Formalises fairness in kidney paired donation: high-CPRA (highly sensitized) patients are systematically underserved by max-weight matching, and the paper introduces lexicographic and α-weighted fairness criteria with price-of-fairness bounds that come in under 5% on UNOS pilot data. The structural analogy to admissions hooks (legacy, athlete, donor, first-gen, Pell, URM, geographic, gender, major) is direct: each hook tilts the matching away from a pure academic-index objective in service of an institutional fairness goal. The natural college-monte-carlo extension is a per-hook ablation that quantifies what each hook costs the admitted-class academic mean — the second Tier-1 narrative extension.

Bao et al. (2025): Timing the Match

Deep Q-learning with potential-based reward shaping (PBRS) learns an adaptive matching-clearing timing policy in NYC ride-hailing, reducing wait time 15–30% over fixed-interval baselines.
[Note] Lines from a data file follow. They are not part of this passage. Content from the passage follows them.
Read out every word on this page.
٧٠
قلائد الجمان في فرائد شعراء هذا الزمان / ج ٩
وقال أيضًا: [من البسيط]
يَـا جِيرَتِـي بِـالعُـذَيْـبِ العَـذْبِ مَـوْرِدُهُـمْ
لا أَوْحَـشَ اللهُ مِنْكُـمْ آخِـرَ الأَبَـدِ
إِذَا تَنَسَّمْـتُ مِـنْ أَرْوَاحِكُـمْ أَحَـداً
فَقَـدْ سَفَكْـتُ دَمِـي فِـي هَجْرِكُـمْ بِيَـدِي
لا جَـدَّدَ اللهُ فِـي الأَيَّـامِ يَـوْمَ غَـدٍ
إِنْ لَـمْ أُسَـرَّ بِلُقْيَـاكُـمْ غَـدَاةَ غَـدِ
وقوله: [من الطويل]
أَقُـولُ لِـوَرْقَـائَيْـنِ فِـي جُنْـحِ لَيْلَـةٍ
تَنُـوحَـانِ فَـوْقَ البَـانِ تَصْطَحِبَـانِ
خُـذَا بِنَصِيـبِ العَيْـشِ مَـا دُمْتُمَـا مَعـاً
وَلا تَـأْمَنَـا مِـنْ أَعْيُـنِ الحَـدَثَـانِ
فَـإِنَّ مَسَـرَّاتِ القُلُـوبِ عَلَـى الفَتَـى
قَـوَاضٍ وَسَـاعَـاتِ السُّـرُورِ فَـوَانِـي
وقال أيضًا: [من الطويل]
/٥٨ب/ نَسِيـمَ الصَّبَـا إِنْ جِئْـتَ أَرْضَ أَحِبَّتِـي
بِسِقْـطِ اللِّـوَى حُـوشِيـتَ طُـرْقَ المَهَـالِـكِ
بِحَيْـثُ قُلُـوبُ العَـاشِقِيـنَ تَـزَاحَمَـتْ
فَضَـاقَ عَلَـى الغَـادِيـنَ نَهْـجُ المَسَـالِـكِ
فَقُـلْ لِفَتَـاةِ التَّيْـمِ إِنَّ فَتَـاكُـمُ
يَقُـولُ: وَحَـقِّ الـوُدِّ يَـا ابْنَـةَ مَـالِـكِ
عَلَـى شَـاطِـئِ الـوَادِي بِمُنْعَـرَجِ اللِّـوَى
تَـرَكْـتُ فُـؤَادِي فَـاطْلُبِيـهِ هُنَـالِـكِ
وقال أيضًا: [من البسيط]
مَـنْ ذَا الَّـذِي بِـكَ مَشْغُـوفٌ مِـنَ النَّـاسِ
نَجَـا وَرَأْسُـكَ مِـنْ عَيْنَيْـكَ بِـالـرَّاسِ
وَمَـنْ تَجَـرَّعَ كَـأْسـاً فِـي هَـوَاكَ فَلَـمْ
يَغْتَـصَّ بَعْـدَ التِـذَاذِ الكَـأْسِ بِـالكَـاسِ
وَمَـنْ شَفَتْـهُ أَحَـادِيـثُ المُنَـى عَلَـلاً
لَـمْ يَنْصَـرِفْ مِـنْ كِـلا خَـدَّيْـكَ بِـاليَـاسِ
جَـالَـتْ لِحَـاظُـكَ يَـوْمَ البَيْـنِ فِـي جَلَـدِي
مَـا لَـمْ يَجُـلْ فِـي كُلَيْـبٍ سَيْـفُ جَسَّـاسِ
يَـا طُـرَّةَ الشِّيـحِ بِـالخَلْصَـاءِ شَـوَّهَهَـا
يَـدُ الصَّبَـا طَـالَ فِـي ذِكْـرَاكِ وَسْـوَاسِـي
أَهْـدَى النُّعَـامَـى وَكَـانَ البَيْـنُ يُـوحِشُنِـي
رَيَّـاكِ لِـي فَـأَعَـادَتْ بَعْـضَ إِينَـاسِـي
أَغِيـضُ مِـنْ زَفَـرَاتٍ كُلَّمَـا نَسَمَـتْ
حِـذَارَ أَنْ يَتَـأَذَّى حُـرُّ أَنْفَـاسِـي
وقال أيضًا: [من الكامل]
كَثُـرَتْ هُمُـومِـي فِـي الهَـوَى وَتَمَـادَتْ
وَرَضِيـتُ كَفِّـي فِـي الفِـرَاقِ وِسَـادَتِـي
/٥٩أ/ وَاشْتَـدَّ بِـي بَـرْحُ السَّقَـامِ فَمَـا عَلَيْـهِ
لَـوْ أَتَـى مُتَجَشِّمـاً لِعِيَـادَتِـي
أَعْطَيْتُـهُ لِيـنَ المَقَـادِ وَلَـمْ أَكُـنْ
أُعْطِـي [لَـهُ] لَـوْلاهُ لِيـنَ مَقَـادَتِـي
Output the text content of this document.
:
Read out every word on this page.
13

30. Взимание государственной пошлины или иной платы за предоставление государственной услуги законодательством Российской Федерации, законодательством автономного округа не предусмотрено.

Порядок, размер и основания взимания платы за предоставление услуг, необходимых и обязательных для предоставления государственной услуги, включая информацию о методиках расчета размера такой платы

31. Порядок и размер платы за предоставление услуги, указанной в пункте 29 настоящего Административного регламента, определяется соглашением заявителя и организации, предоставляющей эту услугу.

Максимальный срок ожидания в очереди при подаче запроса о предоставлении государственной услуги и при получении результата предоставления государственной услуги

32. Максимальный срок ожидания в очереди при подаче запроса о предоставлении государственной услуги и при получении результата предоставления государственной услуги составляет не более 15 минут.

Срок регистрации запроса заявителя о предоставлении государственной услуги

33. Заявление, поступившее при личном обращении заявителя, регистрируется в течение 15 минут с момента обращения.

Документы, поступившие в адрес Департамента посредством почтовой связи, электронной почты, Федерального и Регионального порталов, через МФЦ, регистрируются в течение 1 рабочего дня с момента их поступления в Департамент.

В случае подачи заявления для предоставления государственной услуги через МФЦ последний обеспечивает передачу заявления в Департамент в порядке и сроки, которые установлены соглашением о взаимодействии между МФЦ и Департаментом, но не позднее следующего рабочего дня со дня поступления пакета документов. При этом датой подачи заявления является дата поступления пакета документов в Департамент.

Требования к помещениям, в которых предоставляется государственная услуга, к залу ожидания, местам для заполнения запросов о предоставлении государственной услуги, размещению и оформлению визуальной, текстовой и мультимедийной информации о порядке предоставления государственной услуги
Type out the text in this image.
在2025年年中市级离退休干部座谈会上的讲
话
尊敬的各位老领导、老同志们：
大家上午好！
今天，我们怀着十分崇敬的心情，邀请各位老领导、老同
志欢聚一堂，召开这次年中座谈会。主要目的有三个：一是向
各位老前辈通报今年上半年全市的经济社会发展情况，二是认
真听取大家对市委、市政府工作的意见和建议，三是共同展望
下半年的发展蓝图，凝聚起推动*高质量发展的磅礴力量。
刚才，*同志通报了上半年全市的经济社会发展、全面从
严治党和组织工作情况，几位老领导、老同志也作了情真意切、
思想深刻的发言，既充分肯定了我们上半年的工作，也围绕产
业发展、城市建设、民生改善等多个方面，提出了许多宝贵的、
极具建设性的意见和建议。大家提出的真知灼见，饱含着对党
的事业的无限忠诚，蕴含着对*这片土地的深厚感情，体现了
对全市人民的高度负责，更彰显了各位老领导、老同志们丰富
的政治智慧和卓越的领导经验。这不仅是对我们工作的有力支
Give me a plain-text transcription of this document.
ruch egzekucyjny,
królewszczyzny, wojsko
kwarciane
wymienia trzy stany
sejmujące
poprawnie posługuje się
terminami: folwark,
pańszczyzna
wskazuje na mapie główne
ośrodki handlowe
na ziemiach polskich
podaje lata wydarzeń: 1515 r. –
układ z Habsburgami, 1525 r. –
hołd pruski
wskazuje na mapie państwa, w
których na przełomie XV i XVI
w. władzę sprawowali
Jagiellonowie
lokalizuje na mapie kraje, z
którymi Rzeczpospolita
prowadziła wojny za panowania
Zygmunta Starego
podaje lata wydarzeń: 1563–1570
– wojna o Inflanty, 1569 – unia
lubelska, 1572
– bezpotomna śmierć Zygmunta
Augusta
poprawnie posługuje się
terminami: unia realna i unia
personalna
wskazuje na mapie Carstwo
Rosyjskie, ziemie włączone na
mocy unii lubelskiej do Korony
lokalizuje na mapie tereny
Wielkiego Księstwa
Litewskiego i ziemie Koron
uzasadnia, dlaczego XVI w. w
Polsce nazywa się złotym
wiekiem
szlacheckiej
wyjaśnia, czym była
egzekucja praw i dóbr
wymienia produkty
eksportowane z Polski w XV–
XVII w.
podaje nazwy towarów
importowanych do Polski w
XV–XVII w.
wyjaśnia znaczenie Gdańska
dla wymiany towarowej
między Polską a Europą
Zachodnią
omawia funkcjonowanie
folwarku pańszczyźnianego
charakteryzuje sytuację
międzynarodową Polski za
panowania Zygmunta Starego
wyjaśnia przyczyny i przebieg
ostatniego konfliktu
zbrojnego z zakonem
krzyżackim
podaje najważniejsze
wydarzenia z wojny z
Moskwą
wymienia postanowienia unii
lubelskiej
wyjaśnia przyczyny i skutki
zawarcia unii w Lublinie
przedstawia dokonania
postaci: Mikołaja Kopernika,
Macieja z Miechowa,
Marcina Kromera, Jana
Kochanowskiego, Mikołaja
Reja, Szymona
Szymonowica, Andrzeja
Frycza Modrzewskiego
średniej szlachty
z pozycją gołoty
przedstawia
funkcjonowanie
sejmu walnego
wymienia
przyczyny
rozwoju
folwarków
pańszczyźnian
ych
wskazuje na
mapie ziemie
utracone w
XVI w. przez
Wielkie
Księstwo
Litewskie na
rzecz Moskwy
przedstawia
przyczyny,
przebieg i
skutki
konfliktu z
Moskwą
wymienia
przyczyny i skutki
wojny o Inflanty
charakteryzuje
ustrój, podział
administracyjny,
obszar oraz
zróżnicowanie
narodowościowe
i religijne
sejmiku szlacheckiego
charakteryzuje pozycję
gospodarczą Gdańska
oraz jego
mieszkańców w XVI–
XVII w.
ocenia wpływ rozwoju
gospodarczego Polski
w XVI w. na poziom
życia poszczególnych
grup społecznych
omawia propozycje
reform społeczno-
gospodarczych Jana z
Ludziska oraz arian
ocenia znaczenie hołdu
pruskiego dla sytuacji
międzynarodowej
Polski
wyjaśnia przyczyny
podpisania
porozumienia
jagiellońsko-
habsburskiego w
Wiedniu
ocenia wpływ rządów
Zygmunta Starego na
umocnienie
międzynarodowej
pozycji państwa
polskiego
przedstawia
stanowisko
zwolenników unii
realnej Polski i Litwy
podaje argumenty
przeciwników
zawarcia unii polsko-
The methodological precedent: using RL to choose when to clear a market. Admissions has fixed deadlines (ED in November, EDII in January, RD in March), but those deadlines are policy choices, not natural laws. Whether they should be adaptive is a research-grade question; the page above frames it without claiming we'll build it next quarter.

What we're building next

Three of the papers above (Reardon, Dickerson, Mennle-Seuken) point at three concrete extensions that share three properties: zero model changes, zero calibration redo, directly publishable narrative outputs. They are documented in detail in Three counterfactual extensions for college-monte-carlo:

1. Reardon-style mechanism shutoff — turn each SES-linked mechanism off and report the SES-by-tier enrolment gradient delta.
2. Dickerson-style price-of-fairness sweep — ablate each hook's strength from 1.0 → 0.0 and report the admitted-class academic-mean and composition tradeoff.
3. Mennle-Seuken-style manipulation gain — per (archetype × tier) cell, compare student outcomes under truthful vs three strategic preference-list regimes (ED-aggressive, RD-safeties, oracle).

All three are gated by a single COUNTERFACTUAL config object whose strengths default to 1.0 (no-op), with pre-computed JSON written by a new harness mirroring the existing research/calibrate_v*.cjs pattern. The roadmap page has the full design, including the deferred research-grade extensions (Santos RL designer, Dignum NRE, Bao adaptive timing) that require model changes and aren't on the near-term list.

Where the corpus lives

The local mirror at research2/cas-abm-references/ contains:

• 36 synthesis writeups under markdown/ — short reviews of each paper, organized by topic. These are read-only excerpts; the source of truth is the upstream 2,762-paper corpus at ~/Dropbox/experiments/cas-abm/research/, which exports here via a Python script.
• 6 stand-alone Node.js reproductions under reproductions/ — one per Tier-1 paper, each with its own embedded RNG (Mulberry32) and no npm install. Each reproduces the qualitative shape of the paper's headline result on synthetic data; absolute numbers don't match published values, but the structural insight does. The headline result of each is in reproductions/SUMMARY.md.
• PDFs and HTML originals are kept locally but gitignored; re-export them from the source corpus when needed.

The reproductions are written end-to-end as worked examples — each one is intentionally not a shared library, so they can be read straight through and mined for college-monte-carlo extensions. When the roadmap items ship, expect the harness in research/build_counterfactuals.cjs to look more like one of these reproductions than like a refactor of sim.js.